Though the term “recovery business” may seem like an oxymoron to some, it is an area of significant business opportunity that many have dug into.  Knowing the regulatory minefields of the industry is, however, an important step forward in both a successful business and a stable platform of care.

8 thoughts on “South Florida Drug, Alcohol & Rehab Business: Big Business, Bigger Rules

  1. Pingback: South Florida Drug, Alcohol & Rehab Business: Big Business … : Atom Wire

  2. The patient brokering statute is confusing. I feel it deals with referrals from health care provider to health care provider. Does the statute apply to employees who receive bonuses for converting a potential client to an actual client?

    • It’s a Florida criminal statute that applies to all people, not just healthcare providers. Essentially, it acts a lot like the federal Anti Kickback Statute by criminalizing essentially payment for patient referral. It also offers protection for arrangements that comply with federal law (e.g. the Safe Harbors). It’s a law that has precious little judicial interpretation and application, and as such it’s difficult to apply it with precision.

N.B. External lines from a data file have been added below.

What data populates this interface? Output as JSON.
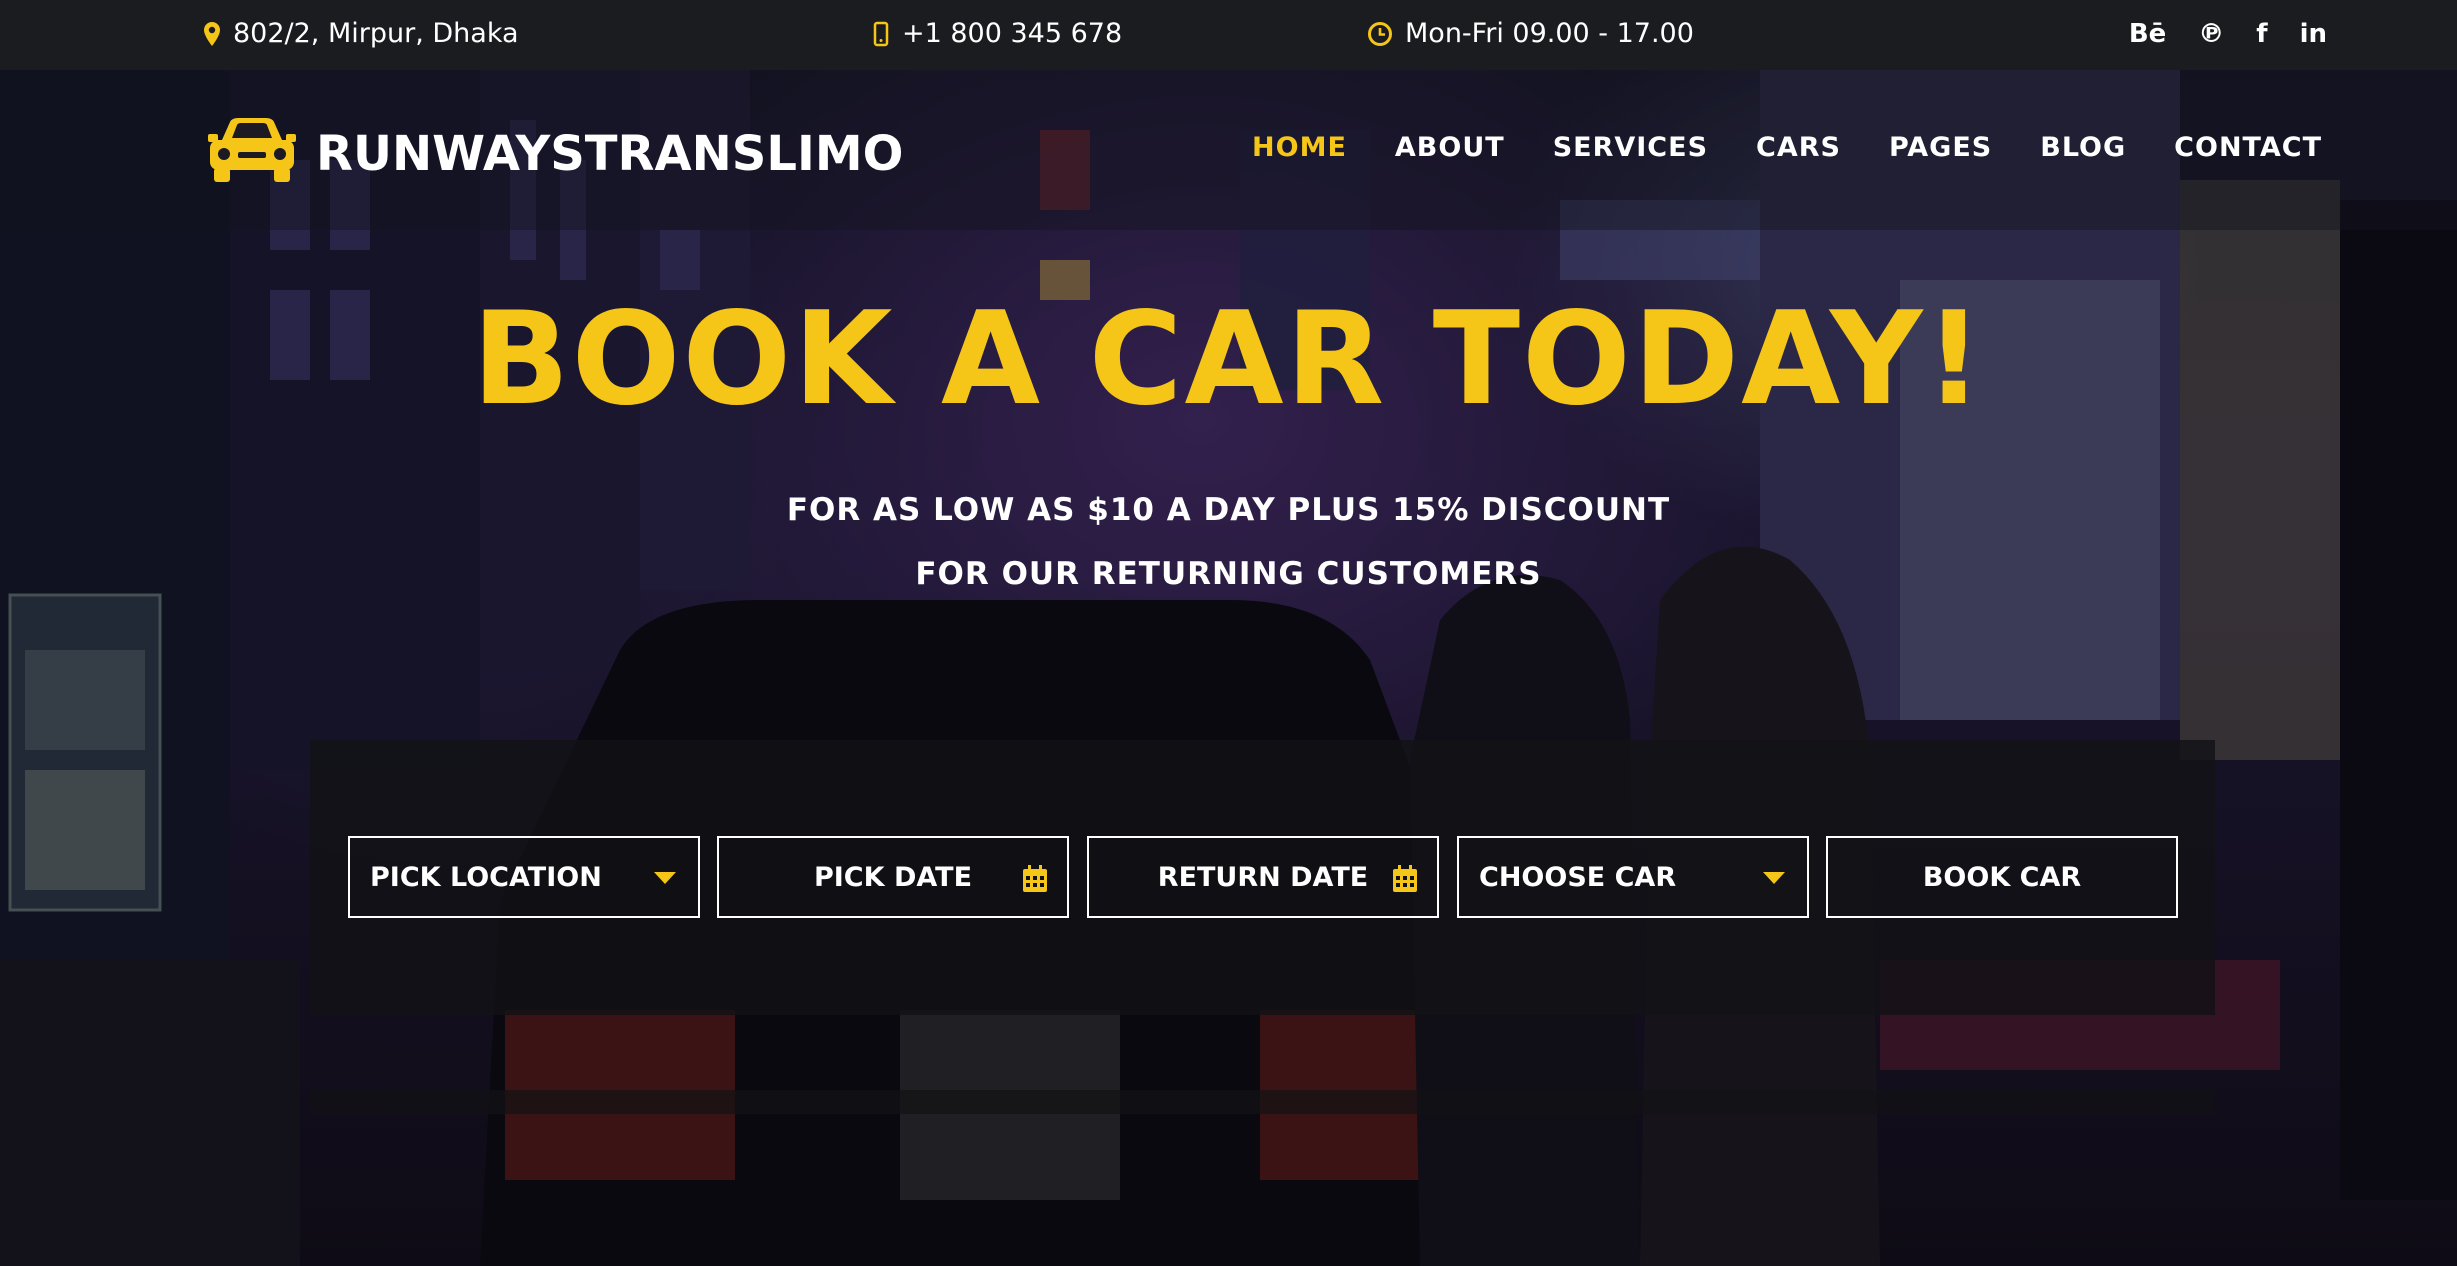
{
  "topbar": {
    "address": "802/2, Mirpur, Dhaka",
    "phone": "+1 800 345 678",
    "hours": "Mon-Fri 09.00 - 17.00",
    "social": [
      {
        "icon": "behance-icon",
        "glyph": "Bē"
      },
      {
        "icon": "pinterest-icon",
        "glyph": "℗"
      },
      {
        "icon": "facebook-icon",
        "glyph": "f"
      },
      {
        "icon": "linkedin-icon",
        "glyph": "in"
      }
    ]
  },
  "brand": {
    "logo_text": "RUNWAYSTRANSLIMO",
    "logo_icon": "car-icon",
    "accent_color": "#f5c518"
  },
  "nav": {
    "items": [
      "HOME",
      "ABOUT",
      "SERVICES",
      "CARS",
      "PAGES",
      "BLOG",
      "CONTACT"
    ],
    "active": "HOME"
  },
  "hero": {
    "title": "BOOK A CAR TODAY!",
    "subtitle_line1": "FOR AS LOW AS $10 A DAY PLUS 15% DISCOUNT",
    "subtitle_line2": "FOR OUR RETURNING CUSTOMERS"
  },
  "booking": {
    "pick_location": "PICK LOCATION",
    "pick_date": "PICK DATE",
    "return_date": "RETURN DATE",
    "choose_car": "CHOOSE CAR",
    "book_car": "BOOK CAR"
  }
}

      • That’s interesting. It seems difficult to determine how employees can be compensated for driving business towards a facility. Obviously a straight salary would not be considered brokering, but that could backfire from a business stand point if the employee is not driven to bring in clients.

        I feel like the spirit of the law is to prevent facilities from giving kickbacks to other facilities for setting up referral programs and also to prevent employees from setting up these relationships.

  3. Pingback: Blue Cross Lawsuit Against Avee Attacks Point of Care Testing | Florida Healthcare Law Firm Blog

  4. Can a rehab center dispense Saboxin and valium as frequent as every four hours with only an “outpatient detox” license in Florida? This facility does has a living residence with 24 hour non-medical staff.